Prentice Capital’s founder Michael Zimmerman filed a letter with the Securities and Exchange Commission on Wednesday voicing his concern that Johnson is nominated to be on the board of directors for Minnesota-based retailer Christopher & Banks Corp. Both companies are in the women’s apparel industry.
Bebe is known for its party-girl outfits, while Christopher & Banks sells more modest looks.
Zimmerman has concerns as to whether Bebe’s board considered the possible conflicts of interest and overlapping corporate opportunities that come with sharing a board member. Both companies have seen their stock prices plunge over the past year.
Zimmerman has suggested in previous public letters that outside parties have been interested in making offers to buy Bebe to no avail. Bebe has made no mention of any outside offers towards the company and neither the retailer nor any of its board members have responded to queries about third-party offers.
The letter from Prentice Capital Wednesday regarding the matter of Johnson’s board nomination said, “At a minimum, we trust that confidentiality, recusal and other appropriate screening wall procedures — at both companies — will be established to address and prevent any such conflicts of interest or the appearance of any impropriety.”
Christopher & Banks has also been under attack from an activist investor, Macellum Capital Management. The board of directors was overhauled in March when six members left and four new members were installed.
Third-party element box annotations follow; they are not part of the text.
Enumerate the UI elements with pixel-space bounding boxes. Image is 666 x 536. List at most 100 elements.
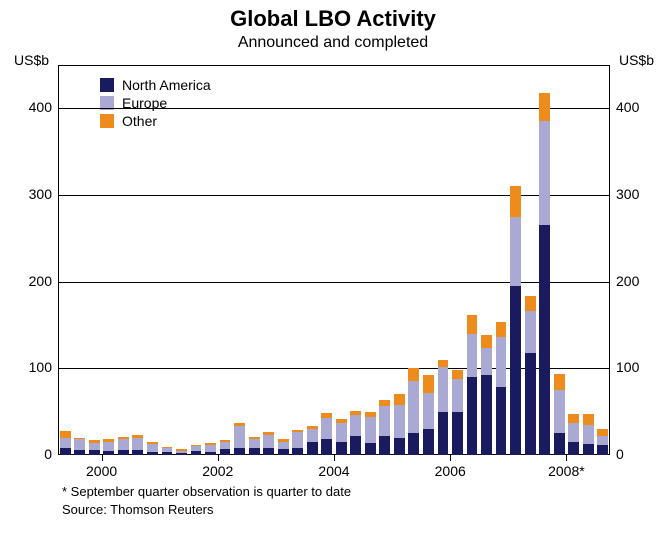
bar-segment: [147, 444, 158, 453]
y-tick-label-right: 100: [616, 359, 639, 375]
bar-segment: [103, 451, 114, 455]
bar-segment: [60, 438, 71, 448]
bar-segment: [103, 439, 114, 442]
legend-swatch-oth: [100, 114, 114, 128]
bar-segment: [263, 435, 274, 448]
bar-segment: [597, 445, 608, 455]
bar-segment: [263, 448, 274, 455]
y-axis-label-right: US$b: [619, 52, 654, 68]
bar-segment: [292, 430, 303, 433]
bar-segment: [249, 439, 260, 448]
bar-segment: [365, 443, 376, 455]
bar-segment: [568, 423, 579, 442]
bar-segment: [481, 335, 492, 348]
bar-segment: [423, 393, 434, 429]
bar-segment: [467, 377, 478, 455]
bar-segment: [147, 442, 158, 444]
bar-segment: [176, 449, 187, 451]
bar-segment: [568, 414, 579, 423]
bar-segment: [350, 411, 361, 415]
bar-segment: [583, 425, 594, 444]
bar-segment: [510, 286, 521, 455]
bar-segment: [379, 436, 390, 455]
bar-segment: [60, 431, 71, 438]
bar-segment: [176, 453, 187, 455]
bar-segment: [452, 379, 463, 412]
chart-subtitle: Announced and completed: [0, 34, 666, 52]
legend-swatch-na: [100, 78, 114, 92]
bar-segment: [365, 412, 376, 417]
y-tick-label-right: 400: [616, 99, 639, 115]
bar-segment: [525, 353, 536, 455]
bar-segment: [176, 451, 187, 454]
source: Source: Thomson Reuters: [62, 502, 214, 517]
gridline: [58, 195, 610, 196]
bar-segment: [379, 400, 390, 407]
bar-segment: [496, 322, 507, 338]
gridline: [58, 282, 610, 283]
bar-segment: [510, 217, 521, 286]
bar-segment: [321, 413, 332, 417]
bar-segment: [191, 451, 202, 455]
bar-segment: [438, 367, 449, 412]
bar-segment: [278, 449, 289, 455]
bar-segment: [423, 429, 434, 455]
bar-segment: [321, 439, 332, 455]
bar-segment: [525, 296, 536, 312]
bar-segment: [307, 426, 318, 429]
bar-segment: [74, 450, 85, 455]
bar-segment: [249, 437, 260, 440]
bar-segment: [496, 387, 507, 455]
bar-segment: [481, 348, 492, 376]
bar-segment: [132, 435, 143, 438]
chart-title: Global LBO Activity: [0, 6, 666, 32]
legend-label-na: North America: [122, 77, 211, 93]
y-tick-label-left: 200: [29, 273, 52, 289]
bar-segment: [350, 436, 361, 455]
bar-segment: [539, 225, 550, 455]
bar-segment: [408, 368, 419, 381]
bar-segment: [249, 448, 260, 455]
chart-container: Global LBO Activity Announced and comple…: [0, 0, 666, 536]
bar-segment: [292, 448, 303, 455]
bar-segment: [438, 360, 449, 367]
bar-segment: [452, 412, 463, 455]
x-tick-label: 2006: [435, 463, 466, 479]
y-axis-label-left: US$b: [14, 52, 49, 68]
x-tick: [450, 455, 451, 461]
y-tick-label-left: 0: [44, 446, 52, 462]
bar-segment: [423, 375, 434, 392]
bar-segment: [467, 334, 478, 377]
x-tick-label: 2008*: [548, 463, 585, 479]
bar-segment: [89, 443, 100, 450]
y-tick-label-left: 400: [29, 99, 52, 115]
bar-segment: [162, 447, 173, 448]
bar-segment: [60, 448, 71, 455]
bar-segment: [205, 452, 216, 455]
bar-segment: [118, 450, 129, 455]
bar-segment: [379, 406, 390, 435]
bar-segment: [365, 417, 376, 443]
y-tick-label-right: 300: [616, 186, 639, 202]
bar-segment: [263, 432, 274, 435]
bar-segment: [234, 426, 245, 448]
bar-segment: [132, 438, 143, 450]
x-tick: [102, 455, 103, 461]
bar-segment: [394, 438, 405, 455]
bar-segment: [162, 448, 173, 452]
bar-segment: [408, 381, 419, 433]
bar-segment: [278, 439, 289, 442]
gridline: [58, 108, 610, 109]
legend-label-oth: Other: [122, 113, 157, 129]
bar-segment: [350, 415, 361, 436]
x-tick: [566, 455, 567, 461]
bar-segment: [525, 311, 536, 353]
bar-segment: [205, 445, 216, 452]
bar-segment: [583, 444, 594, 455]
bar-segment: [539, 121, 550, 225]
bar-segment: [220, 442, 231, 449]
bar-segment: [467, 315, 478, 334]
bar-segment: [118, 439, 129, 449]
bar-segment: [597, 436, 608, 445]
bar-segment: [132, 450, 143, 455]
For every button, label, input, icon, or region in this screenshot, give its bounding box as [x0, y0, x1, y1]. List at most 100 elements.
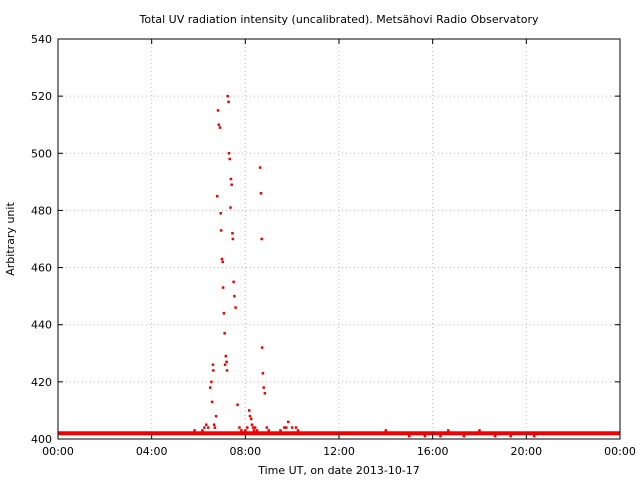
- data-point: [294, 426, 298, 429]
- data-point: [257, 432, 261, 435]
- data-point: [423, 434, 427, 438]
- data-point: [201, 429, 204, 432]
- data-point: [220, 257, 224, 261]
- data-point: [207, 426, 210, 429]
- data-point: [234, 306, 237, 309]
- y-tick-label: 420: [31, 376, 52, 389]
- data-point: [525, 432, 528, 435]
- x-tick-labels: 00:00 04:00 08:00 12:00 16:00 20:00 00:00: [42, 445, 636, 458]
- data-point: [509, 434, 512, 438]
- data-point: [462, 434, 466, 438]
- data-point: [224, 354, 228, 358]
- data-point: [193, 429, 196, 432]
- data-point: [283, 426, 286, 429]
- baseline-layer: [58, 431, 620, 436]
- data-point: [540, 432, 544, 435]
- data-point: [244, 429, 247, 432]
- data-point: [248, 414, 252, 418]
- x-tick-label: 00:00: [604, 445, 636, 458]
- data-point: [212, 423, 216, 426]
- data-point: [415, 432, 419, 435]
- data-point: [260, 346, 264, 349]
- data-point: [447, 429, 450, 432]
- data-point: [285, 426, 288, 429]
- y-tick-label: 460: [31, 262, 52, 275]
- y-tick-labels: 400 420 440 460 480 500 520 540: [31, 33, 52, 446]
- data-point: [205, 423, 208, 426]
- data-point: [225, 360, 228, 364]
- data-point: [255, 429, 259, 432]
- data-point: [250, 423, 254, 426]
- data-point: [229, 177, 233, 181]
- data-point: [252, 429, 256, 432]
- data-point: [225, 369, 229, 372]
- data-point: [517, 432, 520, 435]
- data-point: [263, 392, 267, 395]
- data-point: [210, 380, 213, 384]
- data-point: [197, 432, 200, 435]
- data-point: [532, 434, 536, 438]
- y-tick-label: 520: [31, 90, 52, 103]
- data-point: [548, 432, 551, 435]
- data-point: [454, 432, 458, 435]
- data-point: [482, 432, 485, 435]
- data-point: [215, 194, 219, 198]
- data-points: [193, 94, 551, 438]
- data-point: [212, 369, 215, 372]
- data-point: [222, 312, 226, 315]
- data-point: [298, 432, 302, 435]
- data-point: [218, 126, 222, 129]
- data-point: [384, 429, 388, 432]
- data-point: [290, 426, 294, 429]
- x-tick-label: 08:00: [229, 445, 261, 458]
- x-tick-label: 16:00: [417, 445, 449, 458]
- x-tick-label: 20:00: [510, 445, 542, 458]
- data-point: [219, 212, 222, 215]
- data-point: [217, 123, 221, 126]
- y-tick-label: 540: [31, 33, 52, 46]
- data-point: [260, 237, 263, 241]
- data-point: [392, 432, 395, 435]
- data-point: [259, 192, 263, 195]
- data-point: [242, 432, 245, 435]
- data-point: [296, 429, 300, 432]
- data-point: [240, 429, 243, 432]
- data-point: [501, 432, 505, 435]
- data-point: [211, 363, 215, 366]
- data-point: [232, 280, 235, 284]
- data-point: [231, 237, 235, 241]
- data-point: [258, 166, 262, 169]
- grid: [58, 39, 620, 439]
- data-point: [216, 109, 220, 112]
- data-point: [223, 332, 226, 335]
- x-tick-label: 04:00: [136, 445, 168, 458]
- data-point: [223, 363, 227, 366]
- data-point: [246, 426, 249, 429]
- data-point: [380, 432, 384, 435]
- data-point: [493, 434, 497, 438]
- data-point: [253, 426, 257, 429]
- x-axis-label: Time UT, on date 2013-10-17: [257, 464, 420, 477]
- data-point: [238, 426, 241, 429]
- y-tick-label: 440: [31, 319, 52, 332]
- data-point: [230, 183, 233, 186]
- data-point: [249, 417, 253, 421]
- data-point: [221, 286, 225, 289]
- data-point: [213, 426, 217, 429]
- data-point: [265, 426, 269, 429]
- data-point: [275, 432, 278, 435]
- data-point: [221, 260, 224, 264]
- y-axis-label: Arbitrary unit: [4, 202, 17, 276]
- data-point: [203, 426, 206, 429]
- data-point: [219, 229, 223, 232]
- data-point: [261, 372, 265, 375]
- data-point: [271, 432, 274, 435]
- data-point: [236, 403, 239, 406]
- data-point: [486, 432, 489, 435]
- y-tick-label: 400: [31, 433, 52, 446]
- data-point: [210, 400, 214, 404]
- x-tick-label: 12:00: [323, 445, 355, 458]
- baseline-points: [58, 431, 620, 436]
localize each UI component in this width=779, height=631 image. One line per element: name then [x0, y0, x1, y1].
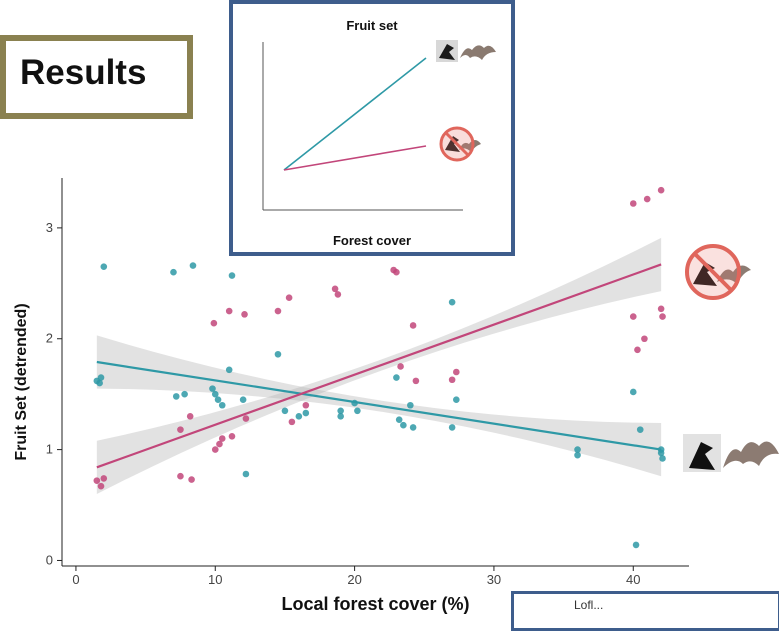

The chain’s same-store sales dropped 3.4 percent in the fiscal fourth quarter and the stock has dropped over 50 percent over the past year.
In addition to being concerned about Johnson joining the Board and Christopher & Banks and potentially sharing information about deals, Zimmerman once again asked to see Bebe’s shareholder records. He wrote, “As you know, Inspecting Stockholder has an absolute and unqualified right to inspect and copy these records, which must be made available to Inspecting Stockholder on or before the fifth business day after this demand is received.”
Zimmerman said that if Bebe fails to provide the records within 5 days, then the California Corporations Code permits an order compelling the inspection of the records.
Bebe’s last public comment towards Prentice Capital was to ask Mr. Zimmerman to sign a non-disclosure agreement. At that point, Bebe chief executive officer Manny Mashouf said he would answer all of Zimmerman’s questions and alleviate his concerns. Zimmerman has said he doesn’t want to be treated any differently and won’t sign any such agreement.
“I don’t want them to tell me anything they won’t tell the other shareholder,” Zimmerman said. “I’m representing the minority.”